The airport was beneficial in light of the many floods that take place in the area regularly. Most importantly, the air link saved the plant from surrendering during the 1948 Arab–Israeli War directly causing the factory to remain inside the Israeli border. Thanks to the airport Sodom could receive supplies and equipment that kept it going. The only connection to the outside world was via air, that allowed not only to hold Sodom, but also to expand beyond it to Ein Gedi to its north and Eilat to its south.

=== Israeli Air Force ===
As a former member of the Irgun, it was not easy for Kahane to be accepted in the newly formed Israeli Air Force as a pilot. However, after repeated efforts, he was allowed to enlist on April 5, 1948, and was attached to Squadron A. His requests for assignment to fighter planes were turned down (perhaps due to his age, 37), but in 1949 he was allowed to train flying dual-engine airplanes. From the second half of 1948 Kahane was attached to Squadron 35, based at Ekron, where he flew the UC-64A Norseman, with sorties also to the besieged Sodom, thus completing a personal circle. In January 1949 Kahane was assigned to a light aircraft squadron flying Pipers; in June 1950 he completed instructor training, and was appointed a Piper flight instructor.
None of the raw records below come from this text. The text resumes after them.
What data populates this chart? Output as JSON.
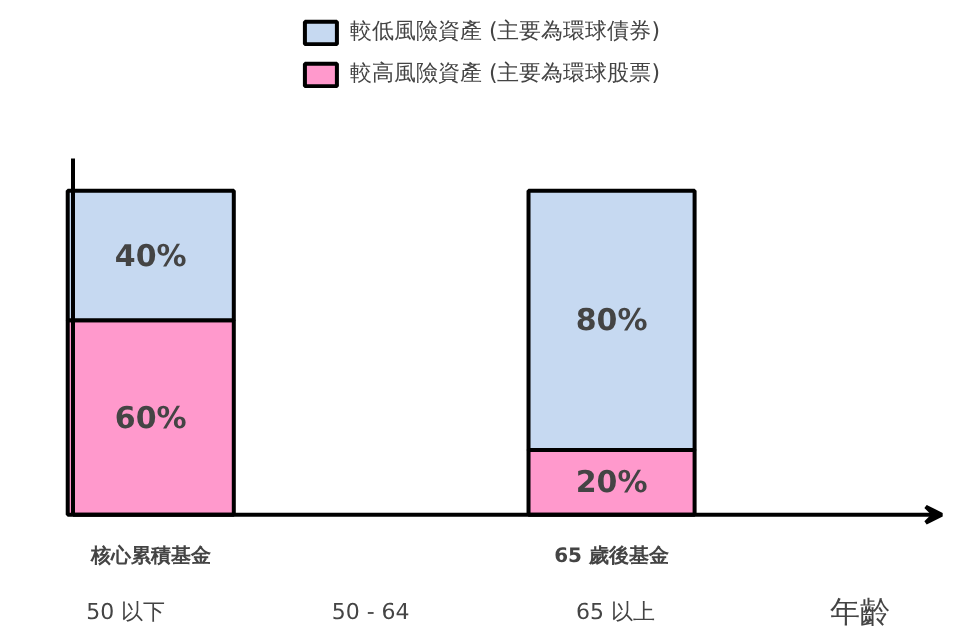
{
  "chart_data": {
    "type": "bar",
    "stacked": true,
    "categories": [
      "核心累積基金",
      "65 歲後基金"
    ],
    "series": [
      {
        "name": "較高風險資產 (主要為環球股票)",
        "color": "#ff99cc",
        "values": [
          60,
          20
        ],
        "value_labels": [
          "60%",
          "20%"
        ]
      },
      {
        "name": "較低風險資產 (主要為環球債券)",
        "color": "#c6d9f1",
        "values": [
          40,
          80
        ],
        "value_labels": [
          "40%",
          "80%"
        ]
      }
    ],
    "legend": "top",
    "annotations": [
      "50 以下",
      "50 - 64",
      "65 以上",
      "年齡"
    ]
  }
}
He was at odds with the rest of the squadron both because of his background with the Irgun and his age. Kahane was excluded from some activities, for example, Operation Shnunit in June 1954 (rescue of the crew and commandos off a stranded Israeli Navy near the Saudi coast). Perhaps as a result, he was never promoted beyond the rank of Seren (captain). This was reflected in letters he wrote to his friend Zvi ("Gammy") Rin, also a former Irgun member, who in 1950 left Israel to study in the United States.

In March 1956 the Kahane family moved to Eilat, and Kahane became the liaison pilot of the regional headquarters.

During the second day of the Suez Campaign, on October 30, 1956, several attacks on the IDF's ground forces by pairs of Egyptian MiG-15 were reported. The first two targeted forces at Temed and the Mitla Pass, and at 10:00 a third pair attempted to attack an Israeli column advancing toward Kuntila. What happened next is described in the citation of the Medal of Courage Kahane received posthumously for his heroism:

Part of Operation Kadesh, during hostilities in the Sinai, Capt. Binyamin Kahane served as a liaison pilot with the task of maintaining communications link with a reconnaissance patrol operating 12km ahead of its main force that was advancing to the Kuntila police camp. While discharging his duties, Kahane identified two enemy MiG-15 jet fighters. He intentionally drew their attention, and engaged in an aerial cat and mouse dogfight with them that lasted 15 minutes. One enemy plane had to leave the scene becoming short of fuel, while the other finally hit Captain Kahane’s Piper and shot it down just before departing. With this brave action Kahane distracted the pair of enemy planes and prevented them from fulfilling their task.